Déconfinement sélectif et expérimentations sanitaires : la colère et le dégoût

L’annonce par le président Macron d’ouvrir les écoles le 11 mai dans la perspective d’un déconfinement généralisé, si elle n’est qu’un épisode de plus dans la gestion chaotique de cette crise par l’État, montre aussi comment s’articulent les niveaux sanitaires, politiques et économiques dans les décisions gouvernementales, et comment ces décisions sont prises sur le dos des plus pauvres.

La décision présidentielle de rouvrir les écoles, collèges et lycées le 11 mai n’a dupé personne, que ce soit parmi les professeurs ou ailleurs : ce dont il s’agit, ce n’est pas de pallier les inégalités scolaires qu’engendrerait l’arrêt des cours, ce qui est l’argument officiel, mais tout bonnement de remettre les parents au travail. Que cette décision intervienne deux jours après les déclarations du président du Medef invitant les entrepreneurs à « relancer l’activité » sans plus attendre n’a sûrement rien d’un hasard du calendrier.

Selon la méthode désormais classique des interventions présidentielles, le ministre Blanquer est intervenu le lendemain pour « préciser les modalités » de cette réouverture. Est alors apparu le caractère fonctionnel de ce qui pouvait n’être qu’un effet de discours parmi d’autres : la réouverture des écoles ne se fera pas d’un seul coup le 11 mai, mais d’abord dans les quartiers populaires et les régions rurales. La communication ministérielle joue elle aussi sur la corde compassionnelle, voire humanitaire : « le premier critère est d’abord social, les publics les plus fragiles ».

C’est donc ces « publics les plus fragiles » qui auront la chance de reprendre le travail en premier.
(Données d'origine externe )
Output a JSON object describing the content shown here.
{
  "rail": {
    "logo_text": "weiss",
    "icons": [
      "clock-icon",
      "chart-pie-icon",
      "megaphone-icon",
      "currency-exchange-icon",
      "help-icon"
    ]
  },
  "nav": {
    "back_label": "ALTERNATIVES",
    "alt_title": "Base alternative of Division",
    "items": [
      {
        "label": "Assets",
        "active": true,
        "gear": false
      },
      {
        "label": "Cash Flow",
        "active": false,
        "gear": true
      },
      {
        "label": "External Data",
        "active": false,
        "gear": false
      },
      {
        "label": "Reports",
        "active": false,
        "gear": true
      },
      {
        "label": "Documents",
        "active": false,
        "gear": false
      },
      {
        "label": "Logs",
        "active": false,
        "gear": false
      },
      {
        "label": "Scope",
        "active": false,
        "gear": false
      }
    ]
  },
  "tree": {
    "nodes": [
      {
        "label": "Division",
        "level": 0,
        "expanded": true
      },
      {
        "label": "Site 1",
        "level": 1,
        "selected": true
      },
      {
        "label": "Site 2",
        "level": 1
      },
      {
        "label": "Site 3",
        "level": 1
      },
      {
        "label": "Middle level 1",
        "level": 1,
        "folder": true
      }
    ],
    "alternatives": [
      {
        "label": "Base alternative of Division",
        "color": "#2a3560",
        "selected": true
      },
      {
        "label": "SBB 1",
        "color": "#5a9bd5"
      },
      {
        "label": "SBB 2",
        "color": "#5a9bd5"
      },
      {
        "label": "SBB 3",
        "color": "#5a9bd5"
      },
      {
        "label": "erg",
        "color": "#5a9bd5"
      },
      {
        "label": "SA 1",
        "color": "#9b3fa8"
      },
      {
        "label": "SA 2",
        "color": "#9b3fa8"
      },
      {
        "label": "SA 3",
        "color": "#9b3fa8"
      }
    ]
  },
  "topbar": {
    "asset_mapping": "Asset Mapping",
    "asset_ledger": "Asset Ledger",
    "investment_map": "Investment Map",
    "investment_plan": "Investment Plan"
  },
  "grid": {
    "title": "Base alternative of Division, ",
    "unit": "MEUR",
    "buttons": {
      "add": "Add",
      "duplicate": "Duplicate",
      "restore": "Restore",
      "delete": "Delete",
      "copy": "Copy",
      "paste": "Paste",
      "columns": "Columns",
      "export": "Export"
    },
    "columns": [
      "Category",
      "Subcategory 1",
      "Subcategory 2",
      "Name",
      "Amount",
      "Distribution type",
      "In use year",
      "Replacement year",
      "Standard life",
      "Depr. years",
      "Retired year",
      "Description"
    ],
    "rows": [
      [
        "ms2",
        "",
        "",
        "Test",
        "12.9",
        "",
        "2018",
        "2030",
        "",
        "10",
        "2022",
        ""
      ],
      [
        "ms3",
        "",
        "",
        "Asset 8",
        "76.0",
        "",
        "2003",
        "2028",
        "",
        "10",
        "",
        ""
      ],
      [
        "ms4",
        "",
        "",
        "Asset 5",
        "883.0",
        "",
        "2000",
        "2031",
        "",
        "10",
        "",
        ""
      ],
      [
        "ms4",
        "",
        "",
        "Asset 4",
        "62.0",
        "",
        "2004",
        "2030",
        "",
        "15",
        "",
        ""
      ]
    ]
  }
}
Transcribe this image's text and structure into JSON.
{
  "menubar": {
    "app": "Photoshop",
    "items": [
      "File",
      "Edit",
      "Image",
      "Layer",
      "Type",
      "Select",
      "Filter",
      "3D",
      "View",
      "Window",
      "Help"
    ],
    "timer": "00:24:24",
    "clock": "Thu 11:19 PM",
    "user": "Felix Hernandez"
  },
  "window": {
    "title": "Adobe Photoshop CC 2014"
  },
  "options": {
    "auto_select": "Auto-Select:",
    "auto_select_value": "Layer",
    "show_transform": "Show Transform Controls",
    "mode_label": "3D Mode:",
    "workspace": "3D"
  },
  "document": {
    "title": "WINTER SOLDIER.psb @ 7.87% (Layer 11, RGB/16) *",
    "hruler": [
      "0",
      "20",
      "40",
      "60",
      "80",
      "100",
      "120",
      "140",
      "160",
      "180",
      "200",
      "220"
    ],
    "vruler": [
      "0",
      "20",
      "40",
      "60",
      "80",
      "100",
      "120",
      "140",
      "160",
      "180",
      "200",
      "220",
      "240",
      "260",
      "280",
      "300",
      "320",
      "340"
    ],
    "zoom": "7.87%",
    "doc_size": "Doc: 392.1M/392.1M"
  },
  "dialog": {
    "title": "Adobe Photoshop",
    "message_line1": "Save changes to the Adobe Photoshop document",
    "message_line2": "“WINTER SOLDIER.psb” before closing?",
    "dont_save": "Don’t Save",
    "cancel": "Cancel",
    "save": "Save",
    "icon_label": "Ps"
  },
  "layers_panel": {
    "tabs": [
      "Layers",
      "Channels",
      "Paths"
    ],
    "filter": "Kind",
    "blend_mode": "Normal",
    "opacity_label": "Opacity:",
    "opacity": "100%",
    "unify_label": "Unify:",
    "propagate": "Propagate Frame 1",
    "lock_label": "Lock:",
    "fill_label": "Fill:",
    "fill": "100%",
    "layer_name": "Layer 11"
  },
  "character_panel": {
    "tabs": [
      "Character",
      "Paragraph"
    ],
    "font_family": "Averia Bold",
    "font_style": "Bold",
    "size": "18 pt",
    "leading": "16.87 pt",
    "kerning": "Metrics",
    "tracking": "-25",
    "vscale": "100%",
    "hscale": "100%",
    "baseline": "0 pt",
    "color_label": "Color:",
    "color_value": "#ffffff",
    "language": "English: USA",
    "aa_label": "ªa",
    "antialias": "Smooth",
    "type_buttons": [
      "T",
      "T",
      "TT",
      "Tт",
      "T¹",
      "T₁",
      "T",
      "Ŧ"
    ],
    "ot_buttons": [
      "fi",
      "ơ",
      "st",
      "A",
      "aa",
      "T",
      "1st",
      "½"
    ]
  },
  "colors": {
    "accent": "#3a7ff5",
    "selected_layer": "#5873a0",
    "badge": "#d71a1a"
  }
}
Les autres, les moins fragiles, c’est-à-dire les plus favorisés, c’est-à-dire ceux qui télétravaillent actuellement depuis leur résidence secondaire en Dordogne pourront garder leurs enfants chez eux et rester à l’abri du virus. Entre ces deux catégories, tout un tas de gens se demande encore à quelle sauce ils vont être mangés.

Il est intéressant de noter que ce sont précisément ces « publics les plus fragiles » qui se trouvaient déjà être au travail, que c’est parmi ces « publics » que se trouvent ceux pour lesquels la période du confinement n’aura jamais signifié un arrêt de l’activité. La différence est qu’il s’agit là de poser les conditions d’une réouverture générale de cet indispensable vivier de main-d’œuvre bon marché que sont les quartiers populaires, de remettre tout le monde au travail.

C’est donc encore une fois sur les plus pauvres que la politique compassionnelle toute particulière du gouvernement va venir s’abattre, comme un fléau supplémentaire.